Let’s now make a quantum leap. It’s 2035, not that far off, and we’re looking back. It’s clear that all this was obviously, blatantly unjust. Fortunately, all these evils have gone the way of the barbarians who sent debtors to prison and little children to work in the mines. The 8th of March our mothers and grandmothers celebrated and fought for has gone the way of the suffragettes and the times when abortion was outlawed and contraceptives hard to obtain. We have necessary, normal laws now. Companies today would never get away with paying their female workers worse than the male ones and rapists are dealt with speedily in the criminal courts with the full force of the law.
Now we can look back and be thankful that women are promoted and chosen for various roles based entirely on their qualifications, with no reference to gender. There once was a time, even in the nascent movement of men trying to be feminists, when some of them asked you to join and speak at their events and candidly informed you “And we need a woman”. They were well-meaning, but women who wanted to be chosen on their merits had to reply, “Then it won’t be me”.

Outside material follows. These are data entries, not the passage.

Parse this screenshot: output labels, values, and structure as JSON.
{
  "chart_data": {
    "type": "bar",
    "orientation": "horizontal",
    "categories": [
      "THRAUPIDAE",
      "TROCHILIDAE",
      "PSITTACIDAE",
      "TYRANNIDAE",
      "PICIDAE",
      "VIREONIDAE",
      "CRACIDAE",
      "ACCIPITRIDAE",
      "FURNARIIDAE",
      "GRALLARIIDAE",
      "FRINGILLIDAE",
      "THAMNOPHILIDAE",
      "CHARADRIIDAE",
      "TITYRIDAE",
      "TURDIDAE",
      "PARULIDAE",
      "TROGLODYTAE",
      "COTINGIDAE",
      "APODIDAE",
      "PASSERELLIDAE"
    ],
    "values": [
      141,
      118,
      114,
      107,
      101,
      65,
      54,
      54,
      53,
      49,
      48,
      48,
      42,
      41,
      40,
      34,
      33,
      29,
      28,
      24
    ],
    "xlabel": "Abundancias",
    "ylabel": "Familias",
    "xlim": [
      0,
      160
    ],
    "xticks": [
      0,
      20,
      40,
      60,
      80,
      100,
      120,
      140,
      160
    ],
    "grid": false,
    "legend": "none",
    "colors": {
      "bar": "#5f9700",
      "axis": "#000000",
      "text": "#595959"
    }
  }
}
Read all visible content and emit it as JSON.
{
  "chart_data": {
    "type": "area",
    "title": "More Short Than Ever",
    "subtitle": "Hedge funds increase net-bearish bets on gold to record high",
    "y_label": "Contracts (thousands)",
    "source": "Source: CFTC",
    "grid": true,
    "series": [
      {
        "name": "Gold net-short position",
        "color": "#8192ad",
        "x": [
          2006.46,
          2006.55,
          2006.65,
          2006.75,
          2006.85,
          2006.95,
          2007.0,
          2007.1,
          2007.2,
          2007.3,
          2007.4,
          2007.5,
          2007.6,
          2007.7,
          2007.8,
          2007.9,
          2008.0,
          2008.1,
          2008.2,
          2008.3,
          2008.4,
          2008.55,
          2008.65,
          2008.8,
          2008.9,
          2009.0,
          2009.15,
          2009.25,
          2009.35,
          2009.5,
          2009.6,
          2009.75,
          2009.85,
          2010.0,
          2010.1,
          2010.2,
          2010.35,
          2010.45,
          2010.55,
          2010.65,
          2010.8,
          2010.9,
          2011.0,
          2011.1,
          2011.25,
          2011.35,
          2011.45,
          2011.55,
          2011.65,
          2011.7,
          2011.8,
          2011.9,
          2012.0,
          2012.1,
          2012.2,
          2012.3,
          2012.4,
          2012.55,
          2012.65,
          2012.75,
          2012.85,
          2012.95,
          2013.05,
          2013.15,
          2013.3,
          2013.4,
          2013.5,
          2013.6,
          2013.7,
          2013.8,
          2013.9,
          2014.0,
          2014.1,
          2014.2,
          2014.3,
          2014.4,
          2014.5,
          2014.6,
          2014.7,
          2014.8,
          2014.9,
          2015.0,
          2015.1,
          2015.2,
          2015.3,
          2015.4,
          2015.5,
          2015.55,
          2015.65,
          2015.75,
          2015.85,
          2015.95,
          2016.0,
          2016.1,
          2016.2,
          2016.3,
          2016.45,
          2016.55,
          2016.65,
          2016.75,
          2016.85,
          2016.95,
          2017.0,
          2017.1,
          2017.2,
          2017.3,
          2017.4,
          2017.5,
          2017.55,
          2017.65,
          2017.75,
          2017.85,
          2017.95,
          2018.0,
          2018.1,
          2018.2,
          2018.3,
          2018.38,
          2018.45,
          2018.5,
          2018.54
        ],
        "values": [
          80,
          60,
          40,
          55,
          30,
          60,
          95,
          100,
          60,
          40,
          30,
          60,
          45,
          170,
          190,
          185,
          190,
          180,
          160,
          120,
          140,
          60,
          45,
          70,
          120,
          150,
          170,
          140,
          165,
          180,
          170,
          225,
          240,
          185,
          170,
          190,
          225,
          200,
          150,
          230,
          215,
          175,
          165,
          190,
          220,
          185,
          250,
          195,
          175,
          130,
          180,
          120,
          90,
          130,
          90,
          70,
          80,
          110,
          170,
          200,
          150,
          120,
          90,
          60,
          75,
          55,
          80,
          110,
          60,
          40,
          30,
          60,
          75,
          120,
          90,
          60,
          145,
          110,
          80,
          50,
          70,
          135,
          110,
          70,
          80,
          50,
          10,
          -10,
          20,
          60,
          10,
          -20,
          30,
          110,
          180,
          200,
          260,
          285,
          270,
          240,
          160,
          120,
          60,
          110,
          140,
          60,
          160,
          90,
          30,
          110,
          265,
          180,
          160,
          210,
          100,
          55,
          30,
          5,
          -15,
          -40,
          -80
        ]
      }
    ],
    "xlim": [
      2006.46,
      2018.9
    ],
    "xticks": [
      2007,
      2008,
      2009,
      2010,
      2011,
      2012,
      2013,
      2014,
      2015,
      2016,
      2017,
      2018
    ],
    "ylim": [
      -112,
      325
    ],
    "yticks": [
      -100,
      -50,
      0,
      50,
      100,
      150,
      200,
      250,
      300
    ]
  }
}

Today, thanks to an outpouring of long-hidden suffering, feelings of guilt, shame and rage that began in 2017-18, we can look back at the time when victims of sexual harassment, even rape were afraid or ashamed to speak out. We know now that we are listened to,  believed and that men think more than twice about engaging in such activities since they could lose their jobs and their status. Little remembered today, the powerful film producer Harvey Weinstein, target of some of the first truth-tellers was obliged to declare his company’s bankruptcy a few short months after the first female voices were raised against him. Few men today care to join him…
Naturally we in Europe are still far ahead of women in many other parts of the world, but there too some barriers are falling. The movement is truly world-wide and is growing stronger every year.
Let me conclude this brief escape into the future. I hope it’s clear now why I would welcome the obsolescence of any special celebration of 8 March, unless it is in memory of… so many efforts, so many struggles. I prefer to believe that women will bring about many, many social, cultural, economic and legal changes. That throughout the world, they can be fighters and that men, most men will fight with them. I like to think that the police, the courts, the lawmakers, all the authorities and society in general will consider crimes and discrimination against women as serious as all the other crimes on the statute books and that no woman will ever again be exposed to retorsion, ridicule or fear because she demands justice. I want to believe that women today living in cultures which demand their subservience will gain their freedom.
Let us celebrate 8 March both as a day marking considerable progress this year, but also as a special day destined to disappear because we will continue to fight, everywhere, whatever the odds against us, until we attain genuine equality, respect and dignity.
 
Susan George is president of the board of the Transnational Institute and a member of DiEM25’s Advisory Panel.